A Delaware bankruptcy judge on Wednesday approved specialty home decor retailer Z Gallerie LLC’s disclosure statement to be sent to creditors for voting on its Chapter 11 plan after revisions assuaged concerns from the Office of the U.S. Trustee.
During a hearing in Wilmington, U.S. Bankruptcy Judge Laurie Selber Silverstein said she would sign off on the disclosure once final revisions are added as she deemed it complete enough to send to creditors to solicit their votes on a two-track plan that would either divvy proceeds from a sale of assets or debt-for-equity swap.
Z Gallerie’s attorney Joshua M. Altman of Kirkland & Ellis LLP told the judge a revised disclosure statement was submitted with the court Tuesday, the day after the federal bankruptcy watchdog told the court that the document was lacking in key details.
In an objection filed Monday, U.S. trustee representative Jaclyn Weissgerber said Z Gallerie’s plan disclosure statement did not meet the standards of the bankruptcy code that require adequate information about a Chapter 11 plan to be provided to creditors when soliciting their votes.
“It does not contain a liquidation analysis, demonstrate the plan’s feasibility, or include projected recoveries for voting creditors,” the objection said. Section 1125 of the U.S. Bankruptcy Code describes the adequacy of disclosure statements and requires a debtor to inform creditors about what their recoveries would be in a liquidation and a reorganization, among other things.
Z Gallerie came to court in March with a prepackaged Chapter 11 plan to pursue either an all-asset sale of its 76-store retail chain or a debt-for-equity swap with a secured creditor. Closings are ongoing at 17 of the stores, according to the disclosure statement. Z Gallerie attorney Justin R. Bernbrock of Kirkland & Ellis LLP told the judge that multiple prospective buyers have expressed interest in Z Gallerie's assets and the company is working with those parties in the hopes of preparing bids by a May 16 deadline.
If a qualified bid is submitted, Z Gallerie said it may seek to assign a stalking horse and bid protections in advance of an auction. Z Gallerie plans to hold a confirmation hearing in June, according to the disclosure statement.
The company came into Chapter 11 with $138 million in debt in the form of $19 million of senior secured revolving loans, $91 million in senior secured term loans, $10 million in senior unsecured notes and $17 million in senior unsecured refinancing notes.
According to the disclosure statement, secured claims are projected to be recovered at 100 percent except for secured term loan claims, which could see a recovery of up to only 10 percent.
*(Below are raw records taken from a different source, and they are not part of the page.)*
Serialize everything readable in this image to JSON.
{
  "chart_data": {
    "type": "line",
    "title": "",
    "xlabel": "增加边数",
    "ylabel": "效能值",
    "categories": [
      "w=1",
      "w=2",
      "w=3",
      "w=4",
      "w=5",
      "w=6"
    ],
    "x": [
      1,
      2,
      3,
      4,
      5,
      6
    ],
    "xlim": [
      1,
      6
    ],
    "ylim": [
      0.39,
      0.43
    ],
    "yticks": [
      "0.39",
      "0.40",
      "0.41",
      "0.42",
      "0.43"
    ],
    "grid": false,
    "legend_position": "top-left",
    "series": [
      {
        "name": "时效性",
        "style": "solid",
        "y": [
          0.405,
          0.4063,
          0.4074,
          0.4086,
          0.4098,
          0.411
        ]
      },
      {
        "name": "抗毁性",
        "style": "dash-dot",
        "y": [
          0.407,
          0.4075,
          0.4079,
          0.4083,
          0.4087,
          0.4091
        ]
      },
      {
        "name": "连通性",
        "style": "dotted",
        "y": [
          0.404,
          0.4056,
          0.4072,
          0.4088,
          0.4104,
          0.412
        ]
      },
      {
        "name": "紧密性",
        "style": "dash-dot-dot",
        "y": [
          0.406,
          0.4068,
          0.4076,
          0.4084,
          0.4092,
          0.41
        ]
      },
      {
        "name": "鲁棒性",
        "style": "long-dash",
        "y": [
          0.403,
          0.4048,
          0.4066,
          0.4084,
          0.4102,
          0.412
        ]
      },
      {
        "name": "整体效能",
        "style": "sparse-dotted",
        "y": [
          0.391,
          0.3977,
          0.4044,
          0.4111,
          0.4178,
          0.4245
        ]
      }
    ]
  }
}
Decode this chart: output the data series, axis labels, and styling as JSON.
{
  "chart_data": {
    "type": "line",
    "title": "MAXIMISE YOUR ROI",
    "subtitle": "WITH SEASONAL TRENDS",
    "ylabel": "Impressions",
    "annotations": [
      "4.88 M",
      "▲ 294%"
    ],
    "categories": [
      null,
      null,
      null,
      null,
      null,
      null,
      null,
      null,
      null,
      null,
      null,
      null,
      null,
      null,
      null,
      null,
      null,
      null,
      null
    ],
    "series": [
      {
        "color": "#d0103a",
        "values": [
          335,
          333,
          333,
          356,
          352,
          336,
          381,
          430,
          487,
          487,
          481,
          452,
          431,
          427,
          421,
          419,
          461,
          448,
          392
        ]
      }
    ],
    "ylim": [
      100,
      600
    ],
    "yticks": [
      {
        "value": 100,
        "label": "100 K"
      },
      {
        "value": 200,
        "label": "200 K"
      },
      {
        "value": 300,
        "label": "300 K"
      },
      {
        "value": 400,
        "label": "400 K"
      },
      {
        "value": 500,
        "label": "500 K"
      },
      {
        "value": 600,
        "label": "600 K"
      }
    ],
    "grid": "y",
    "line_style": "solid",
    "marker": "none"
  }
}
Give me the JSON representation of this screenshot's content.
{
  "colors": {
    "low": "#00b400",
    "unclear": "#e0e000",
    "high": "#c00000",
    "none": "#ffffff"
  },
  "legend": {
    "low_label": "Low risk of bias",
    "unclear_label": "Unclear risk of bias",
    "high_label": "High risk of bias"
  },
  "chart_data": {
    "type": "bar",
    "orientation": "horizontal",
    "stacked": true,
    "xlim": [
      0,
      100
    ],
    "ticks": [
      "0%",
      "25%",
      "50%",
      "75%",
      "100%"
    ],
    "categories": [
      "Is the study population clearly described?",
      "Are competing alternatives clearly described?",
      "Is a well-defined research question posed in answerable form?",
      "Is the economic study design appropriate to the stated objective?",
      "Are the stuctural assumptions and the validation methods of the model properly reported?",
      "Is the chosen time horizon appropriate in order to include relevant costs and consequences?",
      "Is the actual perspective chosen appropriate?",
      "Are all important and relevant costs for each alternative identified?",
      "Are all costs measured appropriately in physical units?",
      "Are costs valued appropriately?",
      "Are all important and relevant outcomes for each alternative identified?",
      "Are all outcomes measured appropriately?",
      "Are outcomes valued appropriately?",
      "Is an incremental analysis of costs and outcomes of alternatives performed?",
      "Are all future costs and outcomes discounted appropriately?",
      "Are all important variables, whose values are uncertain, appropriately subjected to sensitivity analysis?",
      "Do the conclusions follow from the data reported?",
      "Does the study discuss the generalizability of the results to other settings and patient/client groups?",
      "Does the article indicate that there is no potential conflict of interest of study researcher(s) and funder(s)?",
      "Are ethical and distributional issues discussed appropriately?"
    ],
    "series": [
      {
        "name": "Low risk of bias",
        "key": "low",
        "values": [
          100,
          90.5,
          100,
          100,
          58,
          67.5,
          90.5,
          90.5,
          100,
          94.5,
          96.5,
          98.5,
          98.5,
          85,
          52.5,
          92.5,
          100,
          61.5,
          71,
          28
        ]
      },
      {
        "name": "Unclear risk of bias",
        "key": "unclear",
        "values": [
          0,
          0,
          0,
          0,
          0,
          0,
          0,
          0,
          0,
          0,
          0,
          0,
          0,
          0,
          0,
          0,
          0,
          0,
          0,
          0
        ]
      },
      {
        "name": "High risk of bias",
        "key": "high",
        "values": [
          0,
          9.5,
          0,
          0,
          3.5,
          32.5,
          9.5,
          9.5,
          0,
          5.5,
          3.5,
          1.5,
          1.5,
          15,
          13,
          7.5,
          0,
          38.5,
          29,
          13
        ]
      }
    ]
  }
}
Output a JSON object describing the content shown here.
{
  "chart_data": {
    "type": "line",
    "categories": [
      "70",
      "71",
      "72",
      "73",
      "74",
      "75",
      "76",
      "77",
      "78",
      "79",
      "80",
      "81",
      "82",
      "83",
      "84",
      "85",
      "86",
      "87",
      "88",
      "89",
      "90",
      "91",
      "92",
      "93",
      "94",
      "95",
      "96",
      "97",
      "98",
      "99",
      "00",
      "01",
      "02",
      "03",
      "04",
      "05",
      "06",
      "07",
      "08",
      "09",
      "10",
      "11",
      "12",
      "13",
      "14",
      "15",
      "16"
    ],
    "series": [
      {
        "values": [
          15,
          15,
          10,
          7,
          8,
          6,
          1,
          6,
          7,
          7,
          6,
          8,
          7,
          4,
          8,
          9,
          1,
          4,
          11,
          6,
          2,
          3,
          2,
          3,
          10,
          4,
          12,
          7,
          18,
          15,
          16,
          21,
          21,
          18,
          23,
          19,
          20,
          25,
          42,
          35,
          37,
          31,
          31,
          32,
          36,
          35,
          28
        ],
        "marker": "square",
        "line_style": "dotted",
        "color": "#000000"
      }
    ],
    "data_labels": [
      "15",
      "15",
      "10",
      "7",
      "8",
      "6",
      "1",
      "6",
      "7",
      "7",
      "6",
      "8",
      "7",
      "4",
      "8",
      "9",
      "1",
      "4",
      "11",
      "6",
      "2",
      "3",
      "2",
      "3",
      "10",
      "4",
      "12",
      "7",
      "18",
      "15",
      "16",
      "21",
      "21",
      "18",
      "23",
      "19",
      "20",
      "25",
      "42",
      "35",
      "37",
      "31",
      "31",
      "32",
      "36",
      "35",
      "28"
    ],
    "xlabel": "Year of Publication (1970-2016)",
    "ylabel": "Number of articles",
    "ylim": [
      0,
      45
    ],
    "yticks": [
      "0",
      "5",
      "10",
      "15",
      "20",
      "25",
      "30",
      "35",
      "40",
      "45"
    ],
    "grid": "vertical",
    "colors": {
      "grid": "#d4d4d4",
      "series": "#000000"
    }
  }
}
General unsecured claims are not expected to see any recovery unless there are funds left after other creditor classes are paid, the disclosure statement said.
The revised disclosure also included a liquidation analysis that determined creditor classes will get recoveries that are not less than what they would have in a Chapter 7 liquidation and certain financial projections including anticipated company earnings and expenses.
Z Galleries’ interim President and CEO Mark Weinsten said in a first-day declaration that a series of decisions made by the company did not pan out in the wake of a 2014 transaction that saw the three siblings who founded the company sell off a 70% stake in Z Gallerie to affiliates of Brentwood Associates.
Since that deal, the retailer has opened more stores, opened a new distribution center in Atlanta and failed to adequately develop its e-commerce platforms, according to the declaration. The results of these actions did not meet the company's expectations, as the stores did not perform as anticipated, the distribution center disrupted logistics and added costs, and the lackluster web sales platform limited e-commerce growth, Weinsten said.
The missteps combined with larger industry trends affecting the retail sector — especially brick-and-mortar retailers — have left Z Gallerie with less than $2 million in cash, despite recent efforts to address the problems.
Z Gallerie was formed in 1979 by Joe, Carole and Mike Zeiden when they started a poster-selling and framing business out of their parents' garage in Sherman Oaks, California. The brand expanded to home furnishings and decor, eventually growing to 76 stores in 28 states.
The debtor is represented by Domenic E. Pacitti and Michael W. Yurkewicz of Klehr Harrison Harvey Branzburg LLP and Joshua A. Sussberg, Joshua M. Altman and Justin R. Bernbrock of Kirkland & Ellis LLP.
The U.S. trustee is represented by Jaclyn Weissgerber.
The case is In re: Z Gallerie LLC et al., case number 1:19-bk-10488, in the U.S. Bankruptcy Court for the District of Delaware.